Jolideco is a Python package for Joint Likelihood Deconvolution of astronomical images affected by Poisson noise. It allows you to deblur and denoise images and do a joint image reconstruction of multiple images from different instruments, while taking their specific instrument response functions, such as point spread functions, exposure and instrument specific background emission into account. To ensure a high fidelity of reconstructed features in the images, Jolideco relies on a patch based image prior, which is based on a Gaussian Mixture Model (GMM).
Jolideco is an open-source project and we welcome contributions of all kinds: new features, bug fixes, documentation improvements, and more. If you are interested in contributing, please get in contact with the maintainers and make sure to read the Code of Conduct.

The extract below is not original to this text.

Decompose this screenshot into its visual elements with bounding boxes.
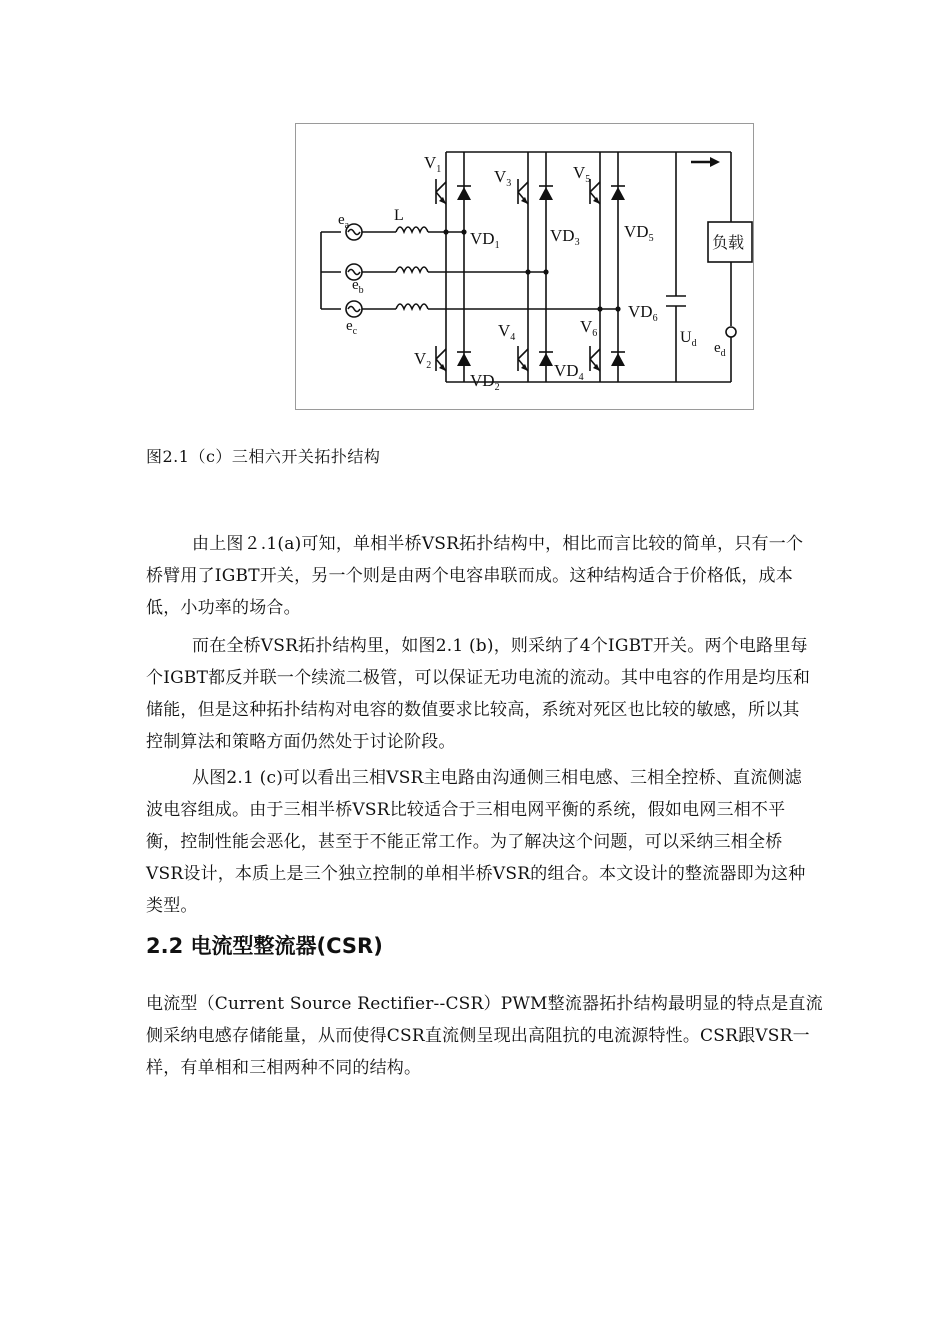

When using Jolideco, please cite the version you used from Zenodo and the following paper reference:
@article{Jolideco2024,
doi = {10.3847/1538-3881/ad6b98},
url = {https://dx.doi.org/10.3847/1538-3881/ad6b98},
year = {2024},
month = {sep},
publisher = {The American Astronomical Society},
volume = {168},
number = {4},
pages = {182},
author = {Axel Donath and Aneta Siemiginowska and Vinay L. Kashyap and David A. van Dyk and Douglas Burke},
title = {Joint Deconvolution of Astronomical Images in the Presence of Poisson Noise},
journal = {The Astronomical Journal},
}
Please also take a look at the following associated repositories:
- Jolideco GMM Library
- Jolideco Fermi-LAT Example
- Jolideco Chandra Example
- Webpage with Result Comparisons for Toy Datasets
- Jolideco Performance Benchmarks
While contributions are welcome in general, currently I cannot review PRs, nor help with implementations, because of a lack of time. So PRs are unlikely to get merged. However any kind of bug report or feature requests are welcome as well.